The source of a lot of bad writing, says Pinker, is what he calls the curse of knowledge: forgetting that our readers don’t know exactly what we do. When we fail to give enough background or properly define a term, we risk confusing the reader. Similarly, if, when moving from one sentence to the next, we don’t show how the two are related semantically, we can leave the reader stranded. The strongest writers, says Pinker, are those that have mastered connectives: coordinators and subordinators (what we’ve traditionally called conjunctions), as well as phrases like “in contrast,” and “on the other hand.”
Pinker’s terminology may differ a bit from what many of us learned in school, and for good reason. When we were taught that “Adam’s” in “Adam’s apple” is an adjective, we conflated grammatical category (genitive noun) with grammatical function (determiner). It’s not that “ice” in “ice cream” has magically turned from noun to adjective but that nouns may function as modifiers. To great effect, Pinker uses the “sentence as tree” metaphor, using tree diagrams, ubiquitous in linguistics, to show how a sentence can be parsed. English, he explains, is a right-branching language: we expect new information to be added on as we move from the beginning of a sentence to the end. Too many left branches, as in a noun string, where we have to store a bunch of modifiers before we get to the thing being modified, gobbles up our working memory. We don’t have to create tree diagrams to write effective sentences, but they are another tool in our toolkit that we can reach for to help us untangle unwieldy prose.

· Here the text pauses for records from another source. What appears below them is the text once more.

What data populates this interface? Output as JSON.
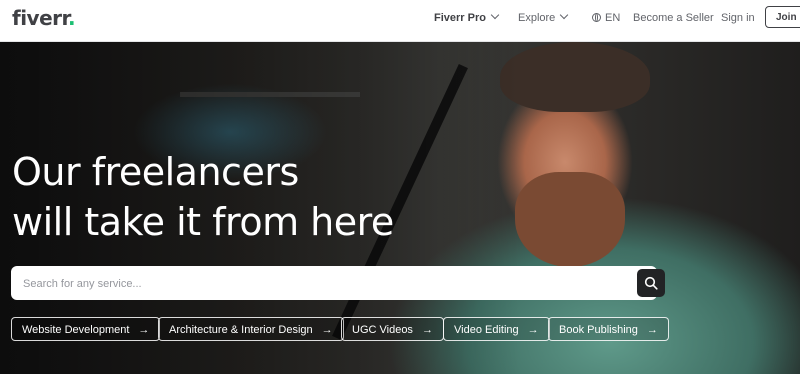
{
  "header": {
    "logo": "fiverr",
    "logo_dot": ".",
    "nav": {
      "pro": "Fiverr Pro",
      "explore": "Explore",
      "language": "EN",
      "become_seller": "Become a Seller",
      "sign_in": "Sign in",
      "join": "Join"
    }
  },
  "hero": {
    "headline_line1": "Our freelancers",
    "headline_line2": "will take it from here",
    "search": {
      "placeholder": "Search for any service..."
    },
    "chips": [
      {
        "label": "Website Development"
      },
      {
        "label": "Architecture & Interior Design"
      },
      {
        "label": "UGC Videos"
      },
      {
        "label": "Video Editing"
      },
      {
        "label": "Book Publishing"
      }
    ],
    "chip_arrow": "→"
  },
  "colors": {
    "brand_green": "#1dbf73",
    "text_dark": "#404145"
  },
  "icons": [
    "chevron-down-icon",
    "globe-icon",
    "search-icon",
    "arrow-right-icon"
  ]
}
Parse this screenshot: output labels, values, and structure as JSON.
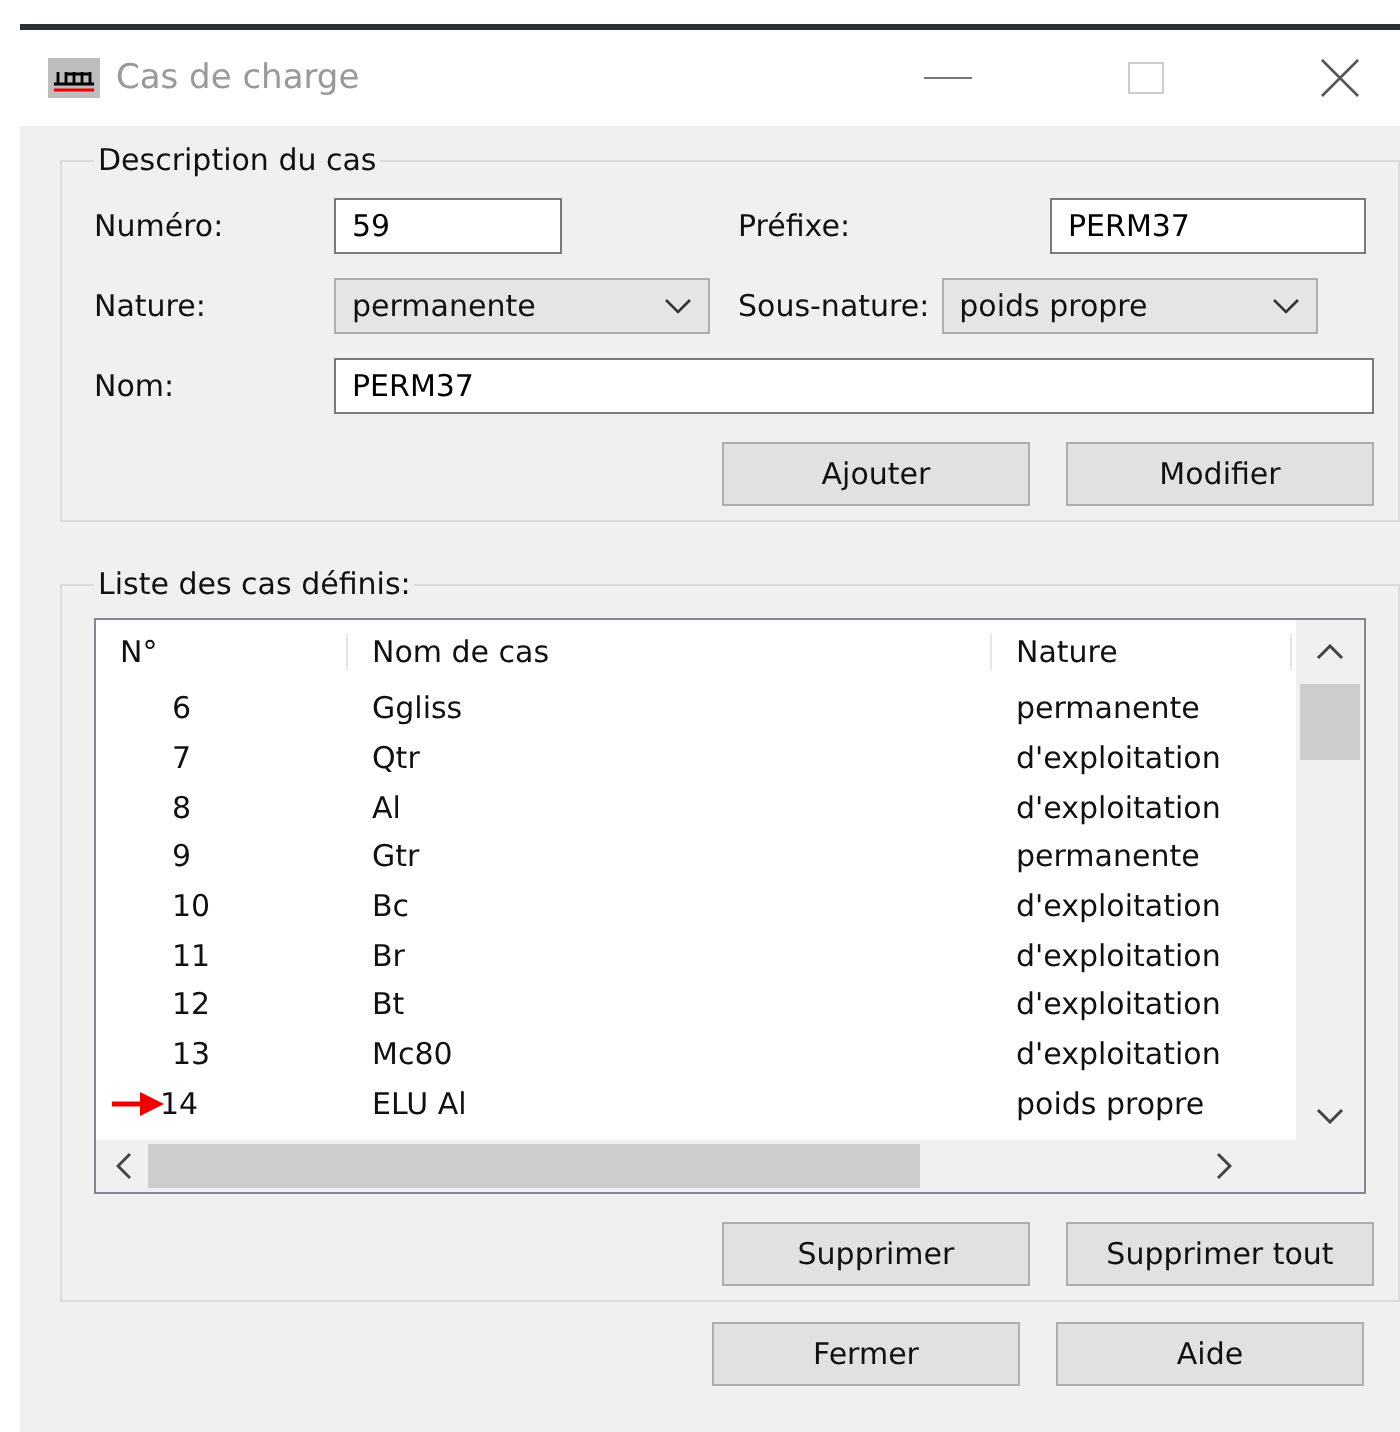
{
  "window": {
    "title": "Cas de charge"
  },
  "description": {
    "title": "Description du cas",
    "numero_label": "Numéro:",
    "numero": "59",
    "prefixe_label": "Préfixe:",
    "prefixe": "PERM37",
    "nature_label": "Nature:",
    "nature": "permanente",
    "sous_nature_label": "Sous-nature:",
    "sous_nature": "poids propre",
    "nom_label": "Nom:",
    "nom": "PERM37",
    "buttons": [
      "Ajouter",
      "Modifier"
    ]
  },
  "list": {
    "title": "Liste des cas définis:",
    "columns": [
      "N°",
      "Nom de cas",
      "Nature"
    ],
    "rows": [
      {
        "n": "6",
        "name": "Ggliss",
        "nature": "permanente",
        "marked": false
      },
      {
        "n": "7",
        "name": "Qtr",
        "nature": "d'exploitation",
        "marked": false
      },
      {
        "n": "8",
        "name": "Al",
        "nature": "d'exploitation",
        "marked": false
      },
      {
        "n": "9",
        "name": "Gtr",
        "nature": "permanente",
        "marked": false
      },
      {
        "n": "10",
        "name": "Bc",
        "nature": "d'exploitation",
        "marked": false
      },
      {
        "n": "11",
        "name": "Br",
        "nature": "d'exploitation",
        "marked": false
      },
      {
        "n": "12",
        "name": "Bt",
        "nature": "d'exploitation",
        "marked": false
      },
      {
        "n": "13",
        "name": "Mc80",
        "nature": "d'exploitation",
        "marked": false
      },
      {
        "n": "14",
        "name": "ELU Al",
        "nature": "poids propre",
        "marked": true
      }
    ],
    "buttons": [
      "Supprimer",
      "Supprimer tout"
    ]
  },
  "footer_buttons": [
    "Fermer",
    "Aide"
  ]
}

Pinker covers an enormous swath of territory in this eminently sensible guide, from diction to syntax to paragraph structure and beyond, and I can’t even begin to do it justice in this short review. Editors will find The Sense of Style illuminating, hilarious, and (for all but the most pedantic sticklers) affirming. Pinker’s guidance resonates with my own approach to editing (although, counter to his advice, I’ll stay away from using “which” in a restrictive sense—for now), and it’s a refreshing change from the prescriptivist writing guides that don’t account for language change or register. I delighted in reading about such topics as how punctuation restores some of the prosody of spoken language—intonation, emphasis, pauses—and how the demise of “whom” and the subjunctive mood has been exaggerated. (The book, incidentally, also has a great index, which extends its life from an effervescent read to what will undoubtedly be a much-consulted reference.)
“Credible guidance on writing must itself be well written,” says Pinker in the prologue, “and the best of the manuals are paragons of their own advice.” (p. 1) This book is no exception. The prose in The Sense of Style is ambrosia, and I guzzled it greedily.